Given the apparent “de-emphasis” of the print yellow pages on the new company website, one of the questions I asked SuperMedia (formerly Idearc) CEO Scott Klein is how central the yellow pages are to its business going forward. He said some interesting things that both affirmed the YP part of the business and suggested the company was more aggressively diversifying as well.
“Clearly we’re turning up the heat on our online and our direct mail offerings,” said Klein. “Yellow pages will continue to be a very important piece of what we’re doing and it will be for some time to come. But we’ve made good progress on the other revenue streams.”

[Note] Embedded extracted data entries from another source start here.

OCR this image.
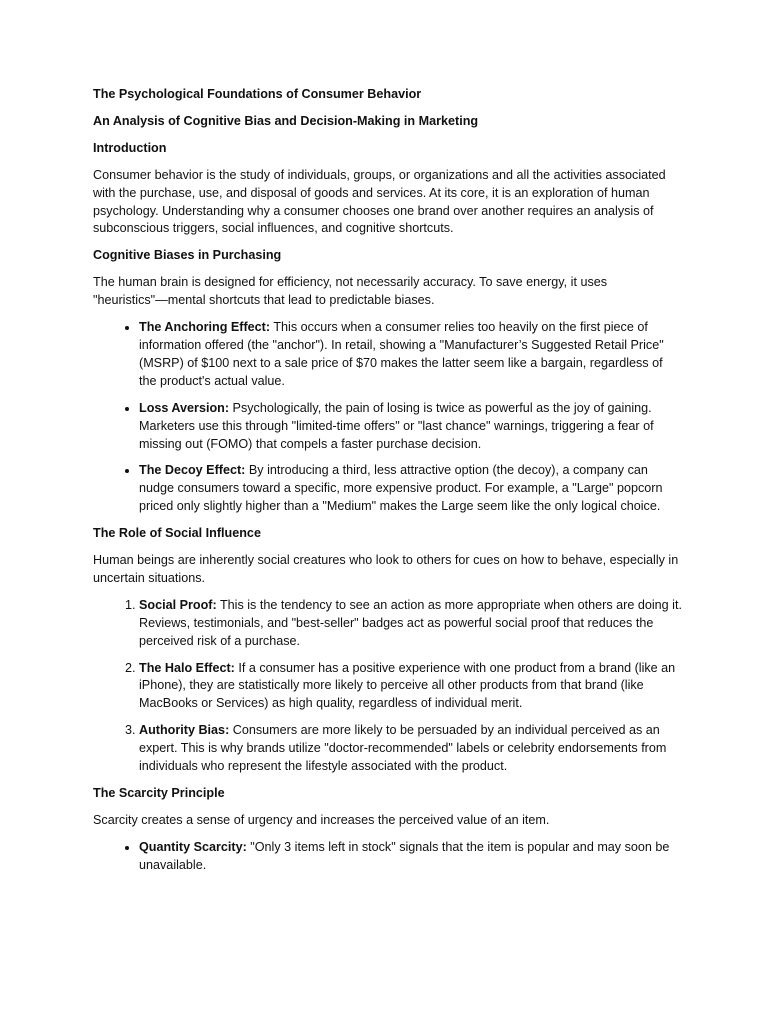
The Psychological Foundations of Consumer Behavior

An Analysis of Cognitive Bias and Decision-Making in Marketing

Introduction

Consumer behavior is the study of individuals, groups, or organizations and all the activities associated with the purchase, use, and disposal of goods and services. At its core, it is an exploration of human psychology. Understanding why a consumer chooses one brand over another requires an analysis of subconscious triggers, social influences, and cognitive shortcuts.

Cognitive Biases in Purchasing

The human brain is designed for efficiency, not necessarily accuracy. To save energy, it uses "heuristics"—mental shortcuts that lead to predictable biases.

• The Anchoring Effect: This occurs when a consumer relies too heavily on the first piece of information offered (the "anchor"). In retail, showing a "Manufacturer’s Suggested Retail Price" (MSRP) of $100 next to a sale price of $70 makes the latter seem like a bargain, regardless of the product's actual value.
• Loss Aversion: Psychologically, the pain of losing is twice as powerful as the joy of gaining. Marketers use this through "limited-time offers" or "last chance" warnings, triggering a fear of missing out (FOMO) that compels a faster purchase decision.
• The Decoy Effect: By introducing a third, less attractive option (the decoy), a company can nudge consumers toward a specific, more expensive product. For example, a "Large" popcorn priced only slightly higher than a "Medium" makes the Large seem like the only logical choice.

The Role of Social Influence

Human beings are inherently social creatures who look to others for cues on how to behave, especially in uncertain situations.

1. Social Proof: This is the tendency to see an action as more appropriate when others are doing it. Reviews, testimonials, and "best-seller" badges act as powerful social proof that reduces the perceived risk of a purchase.
2. The Halo Effect: If a consumer has a positive experience with one product from a brand (like an iPhone), they are statistically more likely to perceive all other products from that brand (like MacBooks or Services) as high quality, regardless of individual merit.
3. Authority Bias: Consumers are more likely to be persuaded by an individual perceived as an expert. This is why brands utilize "doctor-recommended" labels or celebrity endorsements from individuals who represent the lifestyle associated with the product.

The Scarcity Principle

Scarcity creates a sense of urgency and increases the perceived value of an item.

• Quantity Scarcity: "Only 3 items left in stock" signals that the item is popular and may soon be unavailable.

The company is selling three types of ad products:
- Print directory
- Online listings/ads/etc.
- Direct mail
Klein made the point that the company had “re-engineered” various processes associated with its online offerings. “Our customers can now use a watch instead of a calendar,” explained Klein. He’s referring to the length of time from when an order is placed to when it goes live online
In discussing how the company thinks of itself he reiterated a point made before that SuperMedia is positioning itself as an advertising agency and not simply a YP publisher.
I asked him what would happen to the “SuperPages” brand. Klein told me it would be sticking around. Super becomes the umbrella label that ties the company’s products together.
I asked about how the “Super Guarantee” was doing. Klein said that the program had exceeded expectations and was helping drive usage.
“We’ve seen meaningful spikes in registrations and healthy improvement in possession and usage.” He said that the company uses Gallup to measure possession and usage and that in “90% of measured markets; possession and usage are up in double digits.” Klein added that call tracking numbers indicate increased call volumes from the print directory.
The “second iteration” of the Super Guarantee ad campaign will begin to air in March.
I presented Klein with the new conventional wisdom (reflected in this Financial Times piece) that print is dead, etc. and asked him were the reps seeing this attitude in the field. While he agreed that this attitude is pervasive he said that the third party research they present (e.g., Gallup) “is irrefutable.”
According to Klein the reps are incentivized (sorry) to make multi-product sales and may lead with different products in different markets and verticals. He pointed to mobile as being something that the company could sell to restaurants and its EveryCarListed auto site as a foot in the door for auto dealers that didn’t exist for the company previously.
“An unanticipated byproduct [of EveryCarListed] is we can sell them other stuff. Some of these guys that had abandoned YP are now interested,” explained Klein.
Asked about the company’s mobile performance, Klein said “All my expectations have really been exceeded.” He added that the usage frequency the company is seeing is greater on mobile than online.
I asked whether the company would be going into more verticals such as EveryCarListed or make comparable acquisitions in vertical segments. Klein said that it was “likely” that there would be additional vertical efforts and some “small acquisitions.” (There are plenty of small companies in the local segment.)
One larger question to ask is whether the “yellow pages” brand continues to be viable over time. SuperMedia isn’t using that term obviously but it’s otherwise closely linked to the print directory.
What do you think? Is it time to ditch the “yellow pages” brand?